A core audience gets stuck listening to one group and think that’s it, but you’re around so much music 
and should always be inspired by new things. It’s important to pass that along, and it keeps you out of ruts.
*10, Make sure you mean what you’re doing.*
Do what you want and love. If you’re playing with somebody, you might as well do it right. No matter what 
the gig, dig in and go to town.


----------



## bluesician (Mar 14, 2007)

deleted


----------



## Lola (Nov 16, 2014)

So what if a fellow guitarist in the band I play with is playing something wrong? I have pointed this out politely to him twice and he doesn't change it. It totally throws me off! I hate this song. I have played it for him while he sat there and listened to me do it according to the original recorded track but then he plays it and does it his way. I was really pissed but I just kept it inside. When we practice I never suggest this song! Someone else inevitably does. I get angry! He has ears! His way isn't the way it was originally recorded!

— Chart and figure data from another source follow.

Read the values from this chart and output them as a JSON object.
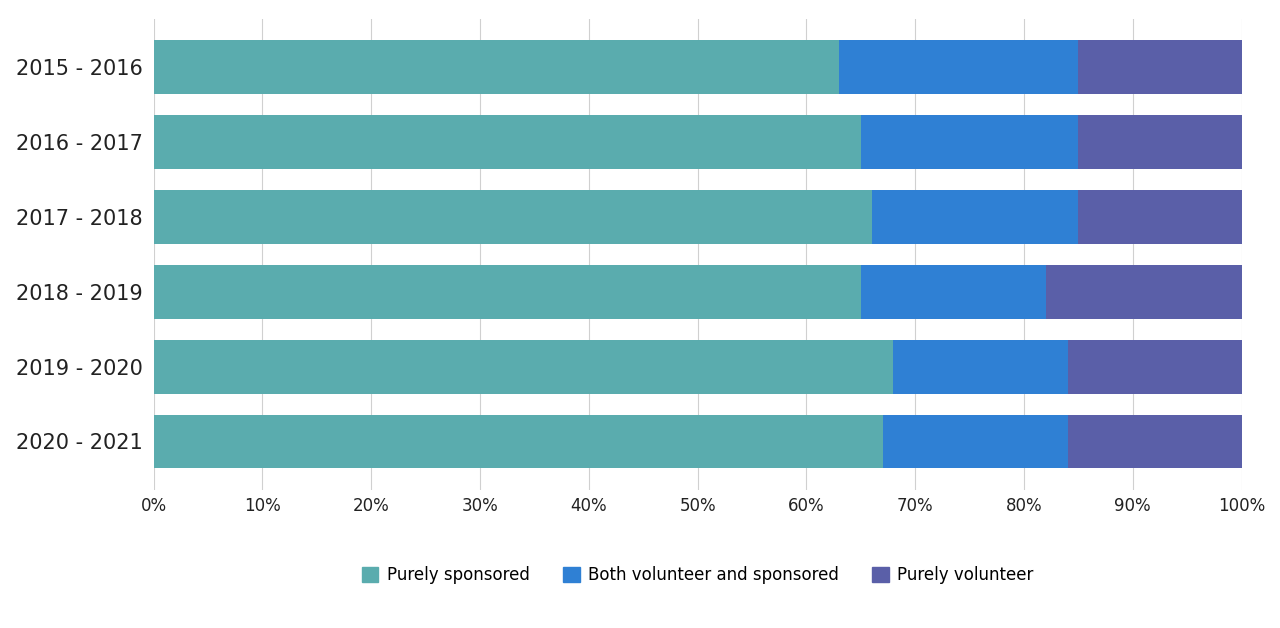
{
  "years": [
    "2015 - 2016",
    "2016 - 2017",
    "2017 - 2018",
    "2018 - 2019",
    "2019 - 2020",
    "2020 - 2021"
  ],
  "purely_sponsored": [
    63,
    65,
    66,
    65,
    68,
    67
  ],
  "both": [
    22,
    20,
    19,
    17,
    16,
    17
  ],
  "purely_volunteer": [
    15,
    15,
    15,
    18,
    16,
    16
  ],
  "color_sponsored": "#5aacae",
  "color_both": "#2f80d4",
  "color_volunteer": "#5a5fa8",
  "background_color": "#ffffff",
  "legend_labels": [
    "Purely sponsored",
    "Both volunteer and sponsored",
    "Purely volunteer"
  ],
  "xtick_labels": [
    "0%",
    "10%",
    "20%",
    "30%",
    "40%",
    "50%",
    "60%",
    "70%",
    "80%",
    "90%",
    "100%"
  ],
  "grid_color": "#d0d0d0",
  "bar_height": 0.72,
  "figsize": [
    12.8,
    6.28
  ],
  "dpi": 100,
  "ytick_fontsize": 15,
  "xtick_fontsize": 12,
  "legend_fontsize": 12
}
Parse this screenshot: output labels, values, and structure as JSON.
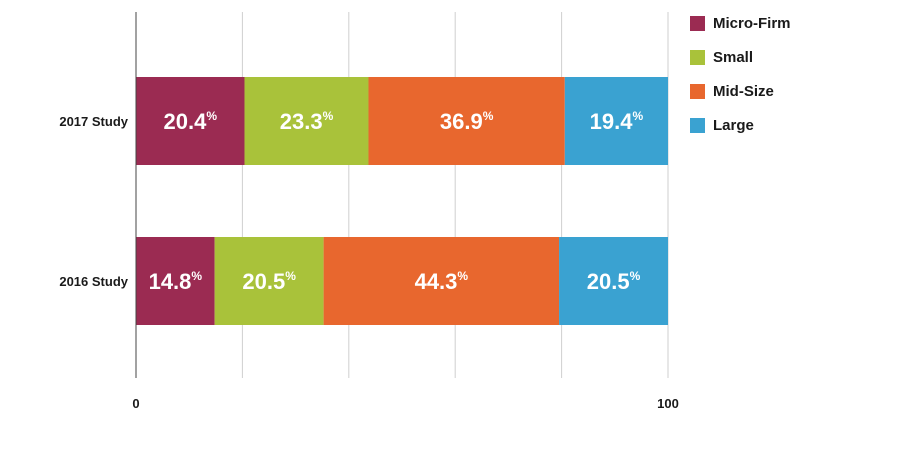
{
  "chart_data": {
    "type": "bar",
    "orientation": "horizontal",
    "stacked": true,
    "categories": [
      "2017 Study",
      "2016 Study"
    ],
    "series": [
      {
        "name": "Micro-Firm",
        "values": [
          20.4,
          14.8
        ],
        "labels": [
          "20.4",
          "14.8"
        ],
        "color": "#9b2b52"
      },
      {
        "name": "Small",
        "values": [
          23.3,
          20.5
        ],
        "labels": [
          "23.3",
          "20.5"
        ],
        "color": "#a9c23a"
      },
      {
        "name": "Mid-Size",
        "values": [
          36.9,
          44.3
        ],
        "labels": [
          "36.9",
          "44.3"
        ],
        "color": "#e8672e"
      },
      {
        "name": "Large",
        "values": [
          19.4,
          20.5
        ],
        "labels": [
          "19.4",
          "20.5"
        ],
        "color": "#3aa2d1"
      }
    ],
    "value_suffix": "%",
    "xlim": [
      0,
      100
    ],
    "x_tick_labels": [
      "0",
      "100"
    ],
    "vertical_gridlines": 5,
    "grid": true,
    "legend_position": "right"
  }
}
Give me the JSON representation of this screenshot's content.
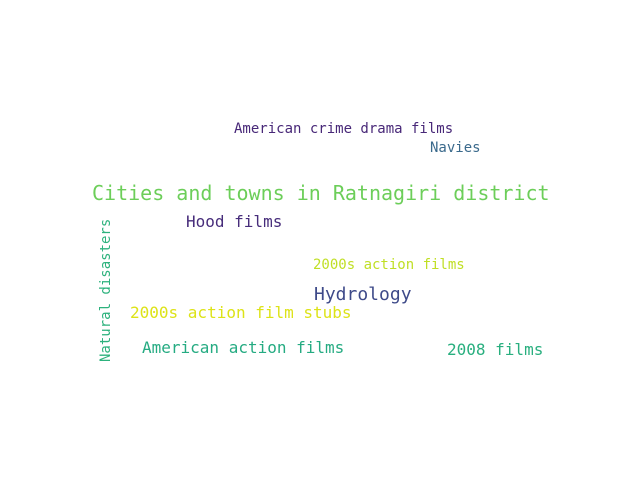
{
  "words": [
    {
      "text": "American crime drama films",
      "color": "#482878"
    },
    {
      "text": "Navies",
      "color": "#3b6a8c"
    },
    {
      "text": "Cities and towns in Ratnagiri district",
      "color": "#6cce59"
    },
    {
      "text": "Hood films",
      "color": "#472d7b"
    },
    {
      "text": "2000s action films",
      "color": "#c0df25"
    },
    {
      "text": "Hydrology",
      "color": "#3e4a89"
    },
    {
      "text": "2000s action film stubs",
      "color": "#dde318"
    },
    {
      "text": "American action films",
      "color": "#25ab82"
    },
    {
      "text": "2008 films",
      "color": "#29af7f"
    },
    {
      "text": "Natural disasters",
      "color": "#2db27d"
    }
  ]
}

Just reading number 10! When you play what you want and love it really shows in your playing. This attitude really shows in my playing. People in the band notice! I played and improv blues and I love playing blues. The compliment that I got for killing the solo just made my day! It's so nice when all that hard work and practicing pays off!

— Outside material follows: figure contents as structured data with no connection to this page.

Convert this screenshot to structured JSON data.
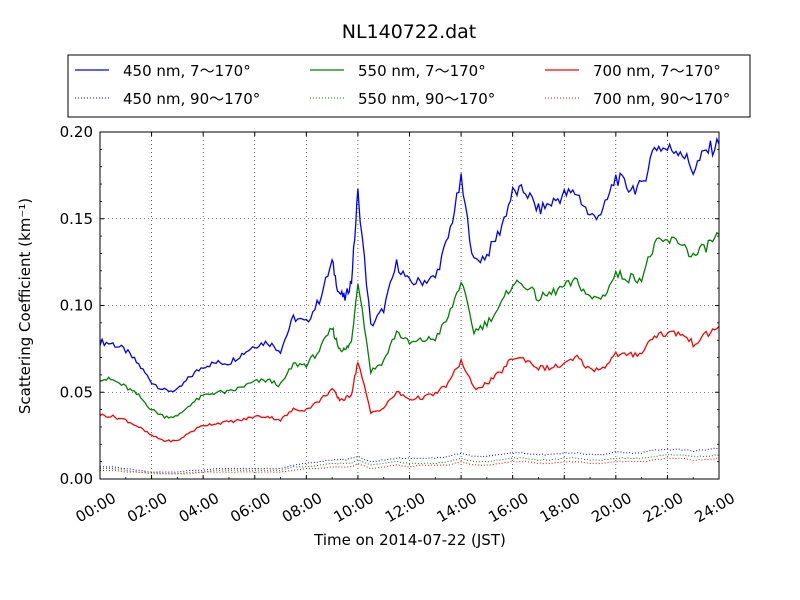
{
  "chart_data": {
    "type": "line",
    "title": "NL140722.dat",
    "xlabel": "Time on 2014-07-22 (JST)",
    "ylabel": "Scattering Coefficient (km⁻¹)",
    "xlim_hours": [
      0,
      24
    ],
    "ylim": [
      0,
      0.2
    ],
    "x_ticks": [
      "00:00",
      "02:00",
      "04:00",
      "06:00",
      "08:00",
      "10:00",
      "12:00",
      "14:00",
      "16:00",
      "18:00",
      "20:00",
      "22:00",
      "24:00"
    ],
    "y_ticks": [
      "0.00",
      "0.05",
      "0.10",
      "0.15",
      "0.20"
    ],
    "grid": true,
    "legend_position": "top",
    "x_hours": [
      0,
      0.5,
      1,
      1.5,
      2,
      2.5,
      3,
      3.5,
      4,
      4.5,
      5,
      5.5,
      6,
      6.5,
      7,
      7.5,
      8,
      8.5,
      9,
      9.25,
      9.5,
      9.75,
      10,
      10.5,
      11,
      11.5,
      12,
      12.5,
      13,
      13.5,
      14,
      14.5,
      15,
      15.5,
      16,
      16.5,
      17,
      17.5,
      18,
      18.5,
      19,
      19.5,
      20,
      20.5,
      21,
      21.5,
      22,
      22.5,
      23,
      23.5,
      24
    ],
    "series": [
      {
        "name": "450 nm, 7～170°",
        "color": "#0000ff",
        "style": "solid",
        "values": [
          0.079,
          0.078,
          0.074,
          0.066,
          0.056,
          0.051,
          0.051,
          0.059,
          0.065,
          0.067,
          0.067,
          0.072,
          0.077,
          0.079,
          0.074,
          0.093,
          0.09,
          0.103,
          0.125,
          0.108,
          0.104,
          0.114,
          0.165,
          0.088,
          0.098,
          0.124,
          0.113,
          0.114,
          0.116,
          0.139,
          0.172,
          0.125,
          0.129,
          0.143,
          0.165,
          0.166,
          0.155,
          0.159,
          0.164,
          0.165,
          0.151,
          0.154,
          0.174,
          0.168,
          0.168,
          0.192,
          0.19,
          0.19,
          0.178,
          0.189,
          0.193
        ]
      },
      {
        "name": "450 nm, 90～170°",
        "color": "#0000ff",
        "style": "dotted",
        "values": [
          0.007,
          0.007,
          0.006,
          0.005,
          0.004,
          0.004,
          0.004,
          0.005,
          0.005,
          0.006,
          0.006,
          0.006,
          0.006,
          0.006,
          0.006,
          0.008,
          0.009,
          0.01,
          0.011,
          0.011,
          0.011,
          0.012,
          0.013,
          0.01,
          0.011,
          0.012,
          0.012,
          0.012,
          0.012,
          0.013,
          0.015,
          0.013,
          0.013,
          0.014,
          0.015,
          0.015,
          0.014,
          0.014,
          0.015,
          0.015,
          0.014,
          0.014,
          0.016,
          0.015,
          0.015,
          0.017,
          0.017,
          0.017,
          0.016,
          0.017,
          0.018
        ]
      },
      {
        "name": "550 nm, 7～170°",
        "color": "#008000",
        "style": "solid",
        "values": [
          0.058,
          0.057,
          0.053,
          0.048,
          0.04,
          0.036,
          0.036,
          0.043,
          0.048,
          0.05,
          0.05,
          0.053,
          0.056,
          0.057,
          0.054,
          0.066,
          0.066,
          0.074,
          0.087,
          0.076,
          0.074,
          0.079,
          0.115,
          0.062,
          0.068,
          0.085,
          0.078,
          0.08,
          0.081,
          0.093,
          0.114,
          0.085,
          0.09,
          0.099,
          0.113,
          0.112,
          0.104,
          0.107,
          0.111,
          0.114,
          0.104,
          0.105,
          0.118,
          0.116,
          0.116,
          0.135,
          0.137,
          0.137,
          0.128,
          0.134,
          0.141
        ]
      },
      {
        "name": "550 nm, 90～170°",
        "color": "#008000",
        "style": "dotted",
        "values": [
          0.006,
          0.006,
          0.005,
          0.004,
          0.004,
          0.003,
          0.003,
          0.004,
          0.004,
          0.005,
          0.005,
          0.005,
          0.005,
          0.005,
          0.005,
          0.007,
          0.007,
          0.008,
          0.009,
          0.009,
          0.009,
          0.009,
          0.011,
          0.008,
          0.009,
          0.01,
          0.009,
          0.009,
          0.009,
          0.01,
          0.012,
          0.01,
          0.01,
          0.011,
          0.012,
          0.012,
          0.011,
          0.011,
          0.012,
          0.012,
          0.011,
          0.011,
          0.012,
          0.012,
          0.012,
          0.013,
          0.014,
          0.014,
          0.013,
          0.013,
          0.014
        ]
      },
      {
        "name": "700 nm, 7～170°",
        "color": "#ff0000",
        "style": "solid",
        "values": [
          0.037,
          0.036,
          0.034,
          0.03,
          0.025,
          0.022,
          0.022,
          0.027,
          0.031,
          0.032,
          0.033,
          0.034,
          0.036,
          0.036,
          0.034,
          0.04,
          0.04,
          0.045,
          0.052,
          0.046,
          0.046,
          0.049,
          0.068,
          0.038,
          0.041,
          0.05,
          0.046,
          0.047,
          0.049,
          0.055,
          0.068,
          0.052,
          0.055,
          0.061,
          0.07,
          0.069,
          0.064,
          0.064,
          0.066,
          0.07,
          0.063,
          0.064,
          0.072,
          0.071,
          0.073,
          0.083,
          0.084,
          0.084,
          0.078,
          0.083,
          0.088
        ]
      },
      {
        "name": "700 nm, 90～170°",
        "color": "#ff0000",
        "style": "dotted",
        "values": [
          0.005,
          0.005,
          0.004,
          0.004,
          0.003,
          0.003,
          0.003,
          0.003,
          0.004,
          0.004,
          0.004,
          0.004,
          0.004,
          0.004,
          0.004,
          0.005,
          0.006,
          0.006,
          0.007,
          0.007,
          0.007,
          0.007,
          0.009,
          0.006,
          0.007,
          0.008,
          0.007,
          0.008,
          0.008,
          0.008,
          0.01,
          0.008,
          0.008,
          0.009,
          0.01,
          0.01,
          0.009,
          0.009,
          0.01,
          0.01,
          0.009,
          0.009,
          0.01,
          0.01,
          0.01,
          0.011,
          0.012,
          0.012,
          0.011,
          0.011,
          0.012
        ]
      }
    ]
  }
}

I also have to say that Mr. Cheezyryder has been so supportive and is sort of a mentor for me. When I have had my doubts about my play abilities, he has been there to pick me up off the floor and offer me sage advice! A good friend!


----------



## Guest (Nov 25, 2015)

Lola said:


> When we practice I never suggest this song! Someone else inevitably does.


Next time this happens,;
1) respond, 'only if he plays it correct', or ..
2) play it anyway. when it comes to the point where he flubs it,
you stop playing so that the rest of the band can hear how out
of whack it really is and perhaps persuade him to 'do it right'
3) slap him silly.


----------